Otsuka Yosuke, Okamura Hideo, Sato Syunsuke, Nakajima Ikutaro, Ishibashi Kohei, Miyamoto Kouji, Noda Takashi, Aiba Takeshi, Kamakura Shiro, Kobayashi Junjiro, Yasuda Satoshi, Ogawa Hisao, Kusano Kengo
Division of Arrhythmia and Electrophysiology, Department of Cardiovascular Medicine, National Cerebral and Cardiovascular Center, 5-7-1 Fujishiro-dai, Suita, Osaka 5658565, Japan.
Division of Arrhythmia and Electrophysiology, Department of Cardiovascular Medicine, National Cerebral and Cardiovascular Center, 5-7-1 Fujishiro-dai, Suita, Osaka 5658565, Japan ; Department of Advanced Cardiovascular Medicine, Graduate School of Medical Sciences, Kumamoto University, Japan.
J Arrhythm. 2015 Jun;31(3):159-62. doi: 10.1016/j.joa.2014.09.003. Epub 2014 Oct 22.
A 65-year-old woman with a history of syncope was diagnosed with hypertrophic cardiomyopathy. She had previously undergone mastectomy of the left breast owing to breast cancer. Holter electrocardiogram (ECG) and monitor ECG revealed sick sinus syndrome (Type II) and non-sustained ventricular tachycardia. Sustained ventricular tachycardia and ventricular fibrillation were induced in an electrophysiological study. Although the patient was eligible for treatment with a dual chamber implantable cardioverter defibrillator (ICD), venography revealed lack of the right superior vena cava (R-SVC). Lead placement from the left subclavian vein would have increased the risk of lymphedema owing to the patient׳s mastectomy history. Consequently, the defibrillation lead was placed in the right ventricle by direct puncture of the right auricle through the tricuspid valve. The atrial lead was sutured to the atrial wall, and the postoperative course was unremarkable. Defibrillation lead placement using a transthoracic transatrial approach can be an alternative method in cases where a transvenous approach for lead placement is not feasible.

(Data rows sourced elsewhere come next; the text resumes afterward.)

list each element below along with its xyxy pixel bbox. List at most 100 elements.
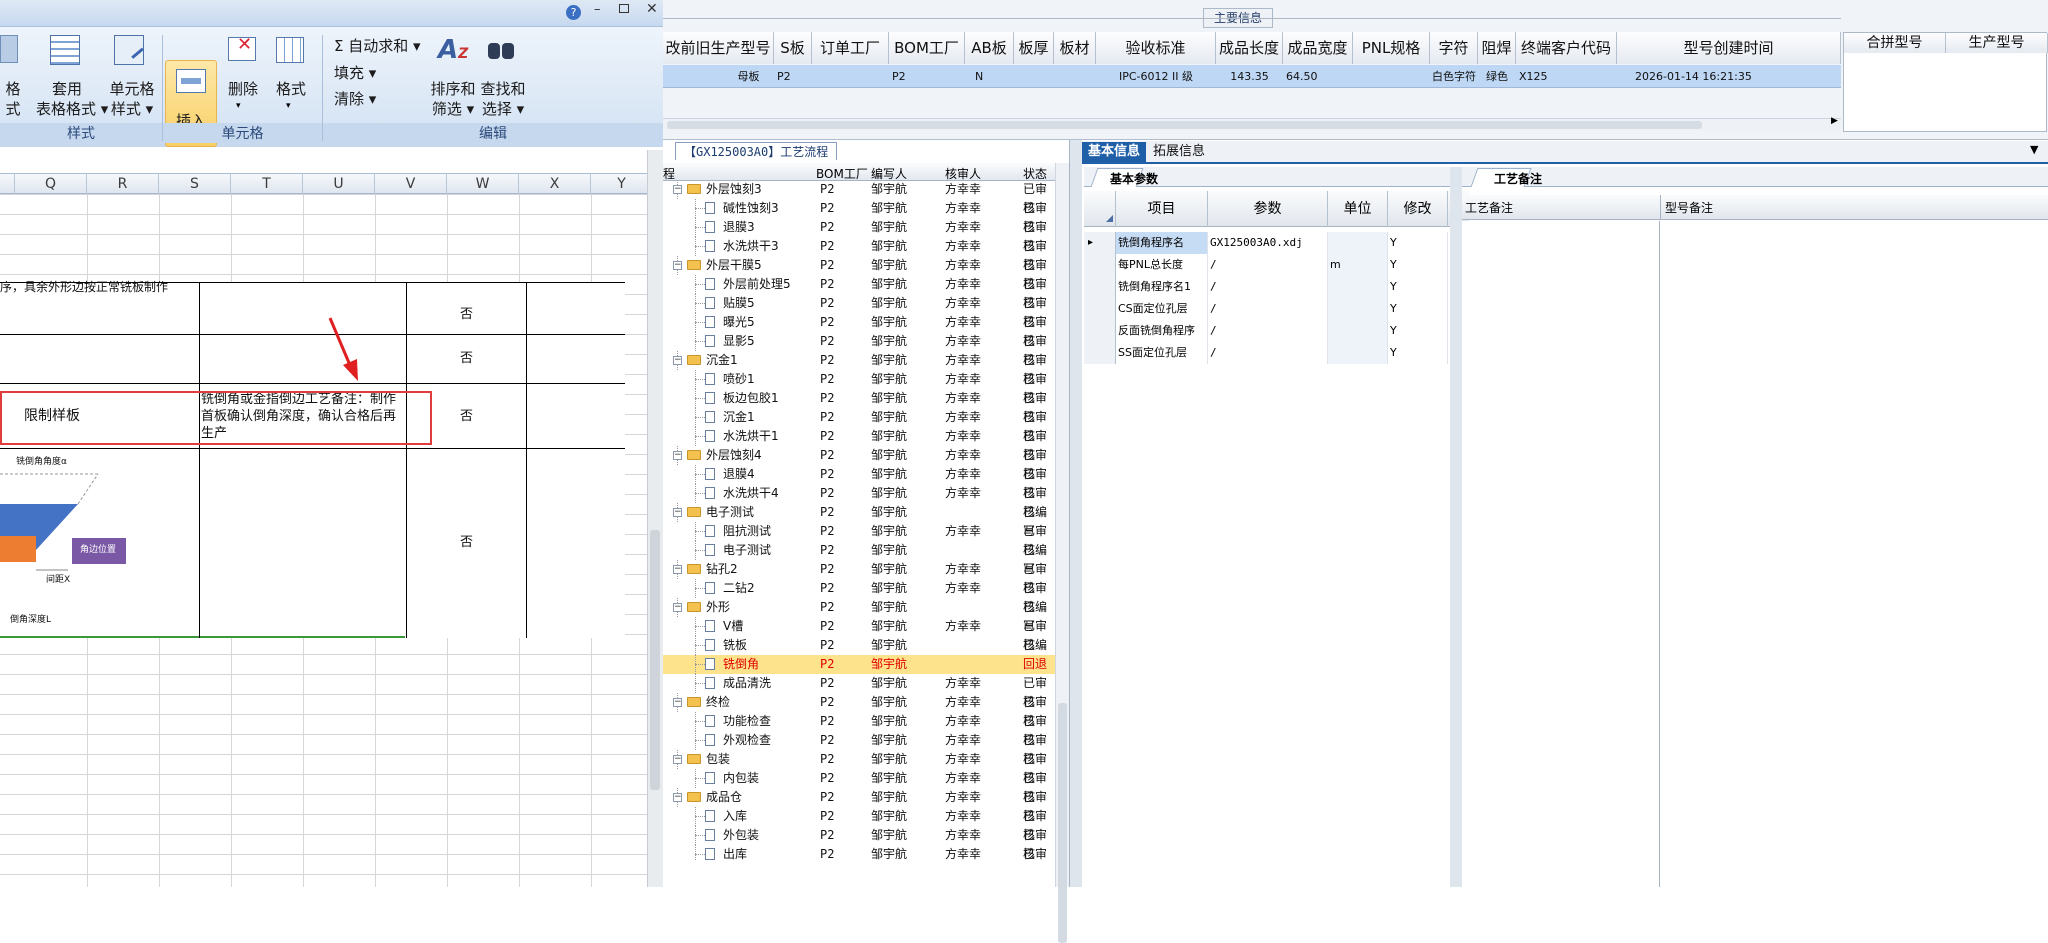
param-row[interactable]: SS面定位孔层 / Y — [1084, 342, 1448, 364]
param-value[interactable]: / — [1208, 342, 1328, 364]
column-header[interactable]: AB板 — [965, 32, 1014, 64]
column-header[interactable]: 型号备注 — [1665, 199, 1713, 216]
param-value[interactable]: / — [1208, 276, 1328, 298]
tree-row[interactable]: 水洗烘干3 P2 邹宇航 方幸幸 已审核 — [663, 237, 1055, 272]
param-unit[interactable] — [1328, 232, 1388, 254]
column-header[interactable]: X — [519, 174, 591, 194]
collapse-icon[interactable]: − — [673, 755, 682, 764]
param-unit[interactable] — [1328, 298, 1388, 320]
tree-row[interactable]: 沉金1 P2 邹宇航 方幸幸 已审核 — [663, 408, 1055, 443]
column-header[interactable]: U — [303, 174, 375, 194]
param-modify[interactable]: Y — [1388, 320, 1448, 342]
tree-row[interactable]: 铣倒角 P2 邹宇航 回退 — [663, 655, 1055, 674]
sort-filter-button[interactable]: 排序和 筛选 ▾ — [428, 79, 478, 119]
tree-row[interactable]: 喷砂1 P2 邹宇航 方幸幸 已审核 — [663, 370, 1055, 405]
tree-row[interactable]: − 外层蚀刻4 P2 邹宇航 方幸幸 已审核 — [663, 446, 1055, 481]
column-header[interactable]: V — [375, 174, 447, 194]
excel-scrollbar[interactable] — [647, 150, 663, 887]
param-value[interactable]: / — [1208, 254, 1328, 276]
scroll-thumb[interactable] — [1058, 703, 1067, 943]
tree-row[interactable]: − 终检 P2 邹宇航 方幸幸 已审核 — [663, 693, 1055, 728]
collapse-icon[interactable]: − — [673, 793, 682, 802]
tree-row[interactable]: 碱性蚀刻3 P2 邹宇航 方幸幸 已审核 — [663, 199, 1055, 234]
column-header[interactable]: 改前旧生产型号 — [663, 32, 774, 64]
param-row[interactable]: 反面铣倒角程序 / Y — [1084, 320, 1448, 342]
help-icon[interactable]: ? — [566, 5, 581, 20]
column-header[interactable]: PNL规格 — [1353, 32, 1430, 64]
column-header[interactable]: 工艺备注 — [1465, 199, 1513, 216]
param-row[interactable]: 每PNL总长度 / m Y — [1084, 254, 1448, 276]
collapse-icon[interactable]: − — [673, 508, 682, 517]
column-header[interactable]: S板 — [774, 32, 812, 64]
column-header[interactable]: BOM工厂 — [889, 32, 965, 64]
tree-row[interactable]: 内包装 P2 邹宇航 方幸幸 已审核 — [663, 769, 1055, 804]
column-header[interactable]: 验收标准 — [1096, 32, 1216, 64]
format-button[interactable]: 格式 — [0, 79, 26, 119]
param-item[interactable]: 反面铣倒角程序 — [1116, 320, 1208, 342]
scroll-thumb[interactable] — [650, 530, 660, 790]
param-item[interactable]: 每PNL总长度 — [1116, 254, 1208, 276]
collapse-icon[interactable]: − — [673, 185, 682, 194]
splitter[interactable] — [1070, 140, 1082, 887]
column-header[interactable]: 合拼型号 — [1844, 33, 1946, 53]
collapse-icon[interactable]: − — [673, 451, 682, 460]
collapse-icon[interactable]: − — [673, 356, 682, 365]
param-unit[interactable]: m — [1328, 254, 1388, 276]
collapse-icon[interactable]: − — [673, 698, 682, 707]
param-item[interactable]: 铣倒角程序名 — [1116, 232, 1208, 254]
param-unit[interactable] — [1328, 320, 1388, 342]
column-header[interactable]: 阻焊 — [1478, 32, 1516, 64]
tree-row[interactable]: 退膜4 P2 邹宇航 方幸幸 已审核 — [663, 465, 1055, 500]
tree-row[interactable]: 外层前处理5 P2 邹宇航 方幸幸 已审核 — [663, 275, 1055, 310]
column-header[interactable]: T — [231, 174, 303, 194]
tree-row[interactable]: 显影5 P2 邹宇航 方幸幸 已审核 — [663, 332, 1055, 367]
param-value[interactable]: GX125003A0.xdj — [1208, 232, 1328, 254]
param-value[interactable]: / — [1208, 320, 1328, 342]
column-header[interactable]: 订单工厂 — [812, 32, 889, 64]
format-cells-button[interactable]: 格式 — [268, 79, 314, 99]
param-unit[interactable] — [1328, 276, 1388, 298]
column-header[interactable]: Q — [15, 174, 87, 194]
restore-icon[interactable] — [619, 4, 629, 13]
column-header[interactable]: 项目 — [1116, 191, 1208, 227]
tree-scrollbar[interactable] — [1055, 163, 1069, 943]
param-item[interactable]: SS面定位孔层 — [1116, 342, 1208, 364]
tree-row[interactable]: 退膜3 P2 邹宇航 方幸幸 已审核 — [663, 218, 1055, 253]
column-header[interactable]: 单位 — [1328, 191, 1388, 227]
clear-button[interactable]: 清除 ▾ — [334, 88, 376, 109]
param-item[interactable]: CS面定位孔层 — [1116, 298, 1208, 320]
conditional-format-icon[interactable] — [0, 35, 18, 63]
tree-row[interactable]: − 沉金1 P2 邹宇航 方幸幸 已审核 — [663, 351, 1055, 386]
tree-row[interactable]: 贴膜5 P2 邹宇航 方幸幸 已审核 — [663, 294, 1055, 329]
param-modify[interactable]: Y — [1388, 254, 1448, 276]
param-modify[interactable]: Y — [1388, 276, 1448, 298]
tree-row[interactable]: − 包装 P2 邹宇航 方幸幸 已审核 — [663, 750, 1055, 785]
column-header[interactable]: Y — [591, 174, 653, 194]
tree-row[interactable]: 曝光5 P2 邹宇航 方幸幸 已审核 — [663, 313, 1055, 348]
delete-button[interactable]: 删除 — [220, 79, 266, 99]
param-value[interactable]: / — [1208, 298, 1328, 320]
param-modify[interactable]: Y — [1388, 232, 1448, 254]
param-modify[interactable]: Y — [1388, 342, 1448, 364]
tree-row[interactable]: 外包装 P2 邹宇航 方幸幸 已审核 — [663, 826, 1055, 860]
cell-style-button[interactable]: 单元格 样式 ▾ — [104, 79, 160, 119]
tree-row[interactable]: − 电子测试 P2 邹宇航 已编写 — [663, 503, 1055, 538]
column-header[interactable]: 终端客户代码 — [1516, 32, 1617, 64]
tree-row[interactable]: − 外层干膜5 P2 邹宇航 方幸幸 已审核 — [663, 256, 1055, 291]
tree-row[interactable]: 水洗烘干1 P2 邹宇航 方幸幸 已审核 — [663, 427, 1055, 462]
formula-bar[interactable] — [0, 150, 663, 174]
column-header[interactable]: 字符 — [1430, 32, 1478, 64]
column-header[interactable]: R — [87, 174, 159, 194]
chevron-down-icon[interactable]: ▼ — [2030, 143, 2038, 156]
autosum-button[interactable]: Σ 自动求和 ▾ — [334, 35, 421, 56]
collapse-icon[interactable]: − — [673, 565, 682, 574]
param-row[interactable]: ▸ 铣倒角程序名 GX125003A0.xdj Y — [1084, 232, 1448, 254]
tree-row[interactable]: − 外形 P2 邹宇航 已编写 — [663, 598, 1055, 633]
tree-row[interactable]: 入库 P2 邹宇航 方幸幸 已审核 — [663, 807, 1055, 842]
tab-extended-info[interactable]: 拓展信息 — [1147, 142, 1211, 162]
tree-row[interactable]: − 成品仓 P2 邹宇航 方幸幸 已审核 — [663, 788, 1055, 823]
minimize-icon[interactable]: – — [594, 2, 601, 17]
find-select-button[interactable]: 查找和 选择 ▾ — [478, 79, 528, 119]
tree-row[interactable]: 外观检查 P2 邹宇航 方幸幸 已审核 — [663, 731, 1055, 766]
column-header[interactable]: 板厚 — [1014, 32, 1054, 64]
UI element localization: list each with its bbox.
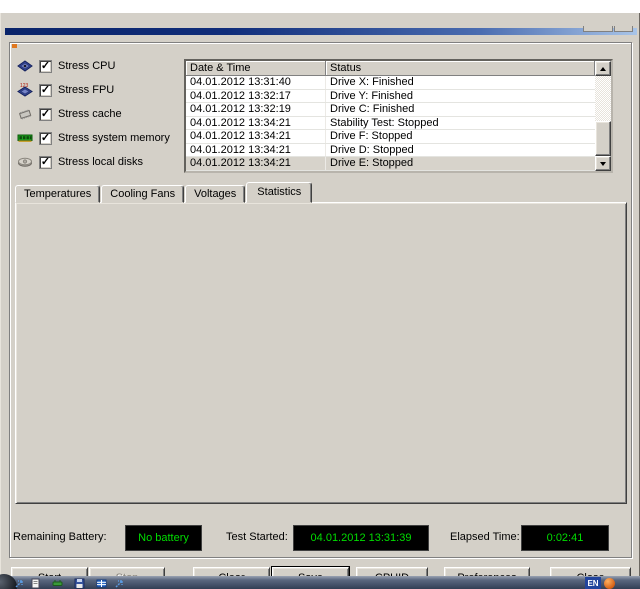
log-row[interactable]: 04.01.2012 13:31:40Drive X: Finished [186, 76, 595, 90]
minimize-button[interactable] [583, 26, 613, 32]
scroll-down-icon[interactable] [595, 156, 611, 171]
tab-panel [15, 202, 627, 504]
stress-option-row: ✓ Stress cache [17, 102, 182, 126]
event-log-header: Date & Time Status [186, 61, 595, 76]
log-datetime-cell: 04.01.2012 13:31:40 [186, 76, 326, 89]
log-row[interactable]: 04.01.2012 13:34:21Drive E: Stopped [186, 157, 595, 171]
log-status-cell: Drive D: Stopped [326, 144, 595, 157]
stress-checkbox[interactable]: ✓ [39, 60, 52, 73]
stress-option-row: 123 ✓ Stress FPU [17, 78, 182, 102]
log-datetime-cell: 04.01.2012 13:34:21 [186, 117, 326, 130]
stress-option-label: Stress CPU [58, 60, 115, 72]
stress-option-label: Stress system memory [58, 132, 170, 144]
log-column-datetime[interactable]: Date & Time [186, 61, 326, 76]
battery-value-display: No battery [125, 525, 202, 551]
elapsed-time-label: Elapsed Time: [450, 531, 520, 543]
log-row[interactable]: 04.01.2012 13:34:21Drive D: Stopped [186, 144, 595, 158]
log-status-cell: Drive X: Finished [326, 76, 595, 89]
test-started-display: 04.01.2012 13:31:39 [293, 525, 429, 551]
disk-icon [17, 155, 35, 170]
stability-test-window: ✓ Stress CPU 123 ✓ Stress FPU ✓ Stress cache ✓ S… [0, 13, 640, 576]
memory-icon [17, 131, 35, 146]
stress-option-label: Stress FPU [58, 84, 114, 96]
stress-checkbox[interactable]: ✓ [39, 108, 52, 121]
tab-cooling-fans[interactable]: Cooling Fans [101, 185, 184, 203]
log-status-cell: Drive E: Stopped [326, 157, 595, 170]
window-titlebar[interactable] [5, 28, 637, 35]
log-scrollbar[interactable] [595, 61, 611, 171]
log-datetime-cell: 04.01.2012 13:34:21 [186, 144, 326, 157]
elapsed-time-display: 0:02:41 [521, 525, 609, 551]
stress-option-row: ✓ Stress local disks [17, 150, 182, 174]
log-row[interactable]: 04.01.2012 13:32:19Drive C: Finished [186, 103, 595, 117]
stress-option-label: Stress cache [58, 108, 122, 120]
event-log-rows: 04.01.2012 13:31:40Drive X: Finished04.0… [186, 76, 595, 171]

一名有晕厥病史的65岁女性被诊断为肥厚型心肌病。她曾因乳腺癌接受过左乳切除术。动态心电图(ECG)和监测心电图显示病态窦房结综合征(II型)和非持续性室性心动过速。在电生理研究中诱发出持续性室性心动过速和心室颤动。尽管该患者符合双腔植入式心脏复律除颤器(ICD)治疗条件,但静脉造影显示右上腔静脉(R-SVC)缺如。由于患者有乳房切除病史,从左锁骨下静脉放置电极导线会增加淋巴水肿的风险。因此,通过经三尖瓣直接穿刺右心耳将除颤电极导线置于右心室。心房电极导线缝合至心房壁,术后过程顺利。在经静脉放置电极导线不可行的情况下,经胸经心房途径放置除颤电极导线可能是一种替代方法。